Today the problem is more likely to be the reverse. Lacking a convincing view of history or the potential transformation of the existing order—in other words, lacking the basis for a systematic strategy—activists on the left are at risk of embracing an extreme moralism. If we don’t know how to change society, at least we can separate ourselves ethically: we can be the good people in an evil world.
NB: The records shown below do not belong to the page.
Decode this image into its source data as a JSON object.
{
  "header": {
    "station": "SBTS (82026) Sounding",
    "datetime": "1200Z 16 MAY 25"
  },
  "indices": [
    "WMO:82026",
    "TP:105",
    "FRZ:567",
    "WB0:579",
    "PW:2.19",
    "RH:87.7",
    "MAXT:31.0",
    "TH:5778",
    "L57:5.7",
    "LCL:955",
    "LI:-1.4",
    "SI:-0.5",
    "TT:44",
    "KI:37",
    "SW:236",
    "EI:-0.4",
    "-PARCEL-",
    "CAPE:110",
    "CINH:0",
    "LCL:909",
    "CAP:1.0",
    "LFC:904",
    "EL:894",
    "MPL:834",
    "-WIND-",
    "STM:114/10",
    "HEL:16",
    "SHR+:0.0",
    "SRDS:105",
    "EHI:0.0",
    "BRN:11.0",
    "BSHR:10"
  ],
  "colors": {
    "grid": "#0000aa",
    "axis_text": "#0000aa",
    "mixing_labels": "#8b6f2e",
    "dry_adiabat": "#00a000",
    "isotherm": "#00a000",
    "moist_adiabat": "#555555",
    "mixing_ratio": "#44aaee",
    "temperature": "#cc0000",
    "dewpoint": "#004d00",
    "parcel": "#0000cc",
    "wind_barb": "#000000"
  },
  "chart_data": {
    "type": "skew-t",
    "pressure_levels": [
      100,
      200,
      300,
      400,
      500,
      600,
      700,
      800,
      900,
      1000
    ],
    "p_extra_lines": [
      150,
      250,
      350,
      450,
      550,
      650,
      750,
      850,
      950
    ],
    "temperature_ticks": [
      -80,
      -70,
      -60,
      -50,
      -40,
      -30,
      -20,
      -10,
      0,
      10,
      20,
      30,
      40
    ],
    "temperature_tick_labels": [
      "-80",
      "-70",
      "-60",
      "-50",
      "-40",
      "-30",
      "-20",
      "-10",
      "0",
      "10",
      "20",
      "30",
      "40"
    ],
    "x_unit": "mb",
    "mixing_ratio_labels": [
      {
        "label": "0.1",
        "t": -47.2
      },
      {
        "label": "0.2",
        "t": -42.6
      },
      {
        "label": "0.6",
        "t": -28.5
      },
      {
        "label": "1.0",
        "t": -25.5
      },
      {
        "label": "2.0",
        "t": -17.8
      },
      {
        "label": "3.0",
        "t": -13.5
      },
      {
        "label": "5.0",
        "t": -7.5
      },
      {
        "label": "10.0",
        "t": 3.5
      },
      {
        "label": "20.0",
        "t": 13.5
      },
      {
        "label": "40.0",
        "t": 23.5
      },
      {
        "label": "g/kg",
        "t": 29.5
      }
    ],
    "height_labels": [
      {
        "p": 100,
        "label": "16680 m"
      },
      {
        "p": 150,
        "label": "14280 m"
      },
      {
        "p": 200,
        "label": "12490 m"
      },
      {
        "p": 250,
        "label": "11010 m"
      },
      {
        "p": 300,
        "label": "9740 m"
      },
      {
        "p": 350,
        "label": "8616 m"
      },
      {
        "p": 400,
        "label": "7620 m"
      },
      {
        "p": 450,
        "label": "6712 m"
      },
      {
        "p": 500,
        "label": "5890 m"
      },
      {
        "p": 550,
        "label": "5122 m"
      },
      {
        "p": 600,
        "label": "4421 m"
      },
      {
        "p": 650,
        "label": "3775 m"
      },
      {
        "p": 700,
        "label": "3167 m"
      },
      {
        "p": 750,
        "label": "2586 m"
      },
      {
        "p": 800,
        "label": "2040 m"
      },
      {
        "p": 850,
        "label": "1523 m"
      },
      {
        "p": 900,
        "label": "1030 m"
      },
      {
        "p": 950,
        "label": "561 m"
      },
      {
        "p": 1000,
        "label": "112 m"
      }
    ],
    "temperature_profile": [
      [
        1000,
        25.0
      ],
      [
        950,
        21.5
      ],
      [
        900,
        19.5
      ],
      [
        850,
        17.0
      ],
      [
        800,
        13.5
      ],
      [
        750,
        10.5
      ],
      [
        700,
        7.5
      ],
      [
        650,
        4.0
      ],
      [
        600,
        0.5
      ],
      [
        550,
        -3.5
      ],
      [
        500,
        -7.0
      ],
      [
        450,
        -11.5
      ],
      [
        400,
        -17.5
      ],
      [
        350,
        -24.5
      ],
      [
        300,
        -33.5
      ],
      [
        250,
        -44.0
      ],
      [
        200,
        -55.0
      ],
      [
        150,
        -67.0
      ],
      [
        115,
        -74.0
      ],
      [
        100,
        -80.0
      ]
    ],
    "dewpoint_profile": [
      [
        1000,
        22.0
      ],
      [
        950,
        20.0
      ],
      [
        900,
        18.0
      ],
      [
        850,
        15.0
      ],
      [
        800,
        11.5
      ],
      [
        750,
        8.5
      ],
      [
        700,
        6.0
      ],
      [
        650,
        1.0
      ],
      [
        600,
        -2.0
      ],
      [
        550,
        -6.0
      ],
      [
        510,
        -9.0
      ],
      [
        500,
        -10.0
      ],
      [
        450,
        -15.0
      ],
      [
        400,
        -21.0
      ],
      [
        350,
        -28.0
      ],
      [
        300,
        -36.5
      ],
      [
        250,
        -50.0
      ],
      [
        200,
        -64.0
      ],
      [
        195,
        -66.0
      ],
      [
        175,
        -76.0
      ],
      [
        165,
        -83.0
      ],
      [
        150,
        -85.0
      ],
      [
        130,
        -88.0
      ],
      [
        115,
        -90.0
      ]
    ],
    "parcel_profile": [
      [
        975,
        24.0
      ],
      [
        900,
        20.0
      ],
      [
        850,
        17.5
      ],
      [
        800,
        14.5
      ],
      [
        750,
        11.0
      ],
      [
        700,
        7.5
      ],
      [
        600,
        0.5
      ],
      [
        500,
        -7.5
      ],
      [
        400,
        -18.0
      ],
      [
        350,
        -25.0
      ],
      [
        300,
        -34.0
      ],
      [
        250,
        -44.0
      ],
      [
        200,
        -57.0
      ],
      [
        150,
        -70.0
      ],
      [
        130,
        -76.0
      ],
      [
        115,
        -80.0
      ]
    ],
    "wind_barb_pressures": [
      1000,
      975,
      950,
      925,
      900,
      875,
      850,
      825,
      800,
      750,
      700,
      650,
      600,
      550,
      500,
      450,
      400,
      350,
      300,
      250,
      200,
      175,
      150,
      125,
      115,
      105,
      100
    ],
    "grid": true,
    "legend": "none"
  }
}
So much political debate today has the unspoken premise, “How can I protect myself from being guilty?” Not in my name, they say, although the horrors are no less when some other name is invoked. Actually, wanting to not be guilty is a fine emotion, but it should be a springboard to effective, strategic action, not a politics of personal virtue.


Barkley Rosser said...


I guess I am a bit mystified as to what is on your mind here. Aside from people trying to be "green" in their private lives and perhaps engaging in "politically correct" speech, what are you referring to here? You grant that such things are not bad in themselves, and if so, what is wrong with them or other such behaviors that may be on your mind? Certainly it is good to have a strategy, but what should that be? And does some of your concern have to do with how people are responding to the current economic crisis?

Peter Dorman said...

Sorry to be cryptic, Barkley. Actually, I didn't have the economic crisis on my mind (at that moment). I was thinking more of the anti-war movements and especially of the what-should-I-buy approach to issues of global poverty and injustice. Just a couple of weeks ago, I was giving a workshop on child labor to a non-academic group, and (again) the assumption in the room was that this is a problem mainly for our feelings of complicity. The only child labor that really got their attention was the small fraction that goes into the things we buy in the US. My response was to say, if global poverty and the stunting of lives is one of the great issues of our time (and surely it is), why was there zero mention of it during the recent election campaign? Why is there no pressure for changes in US policy that would address this problem? Especially in light of the vast sums being spent on bailouts, a lot of progress could be made at relatively low cost. But the real struggle is at a prior level, to get well-meaning people to take the leap from protecting their sense of personal virtue (what should I buy?) to acting through political channels to actually deal with the problem.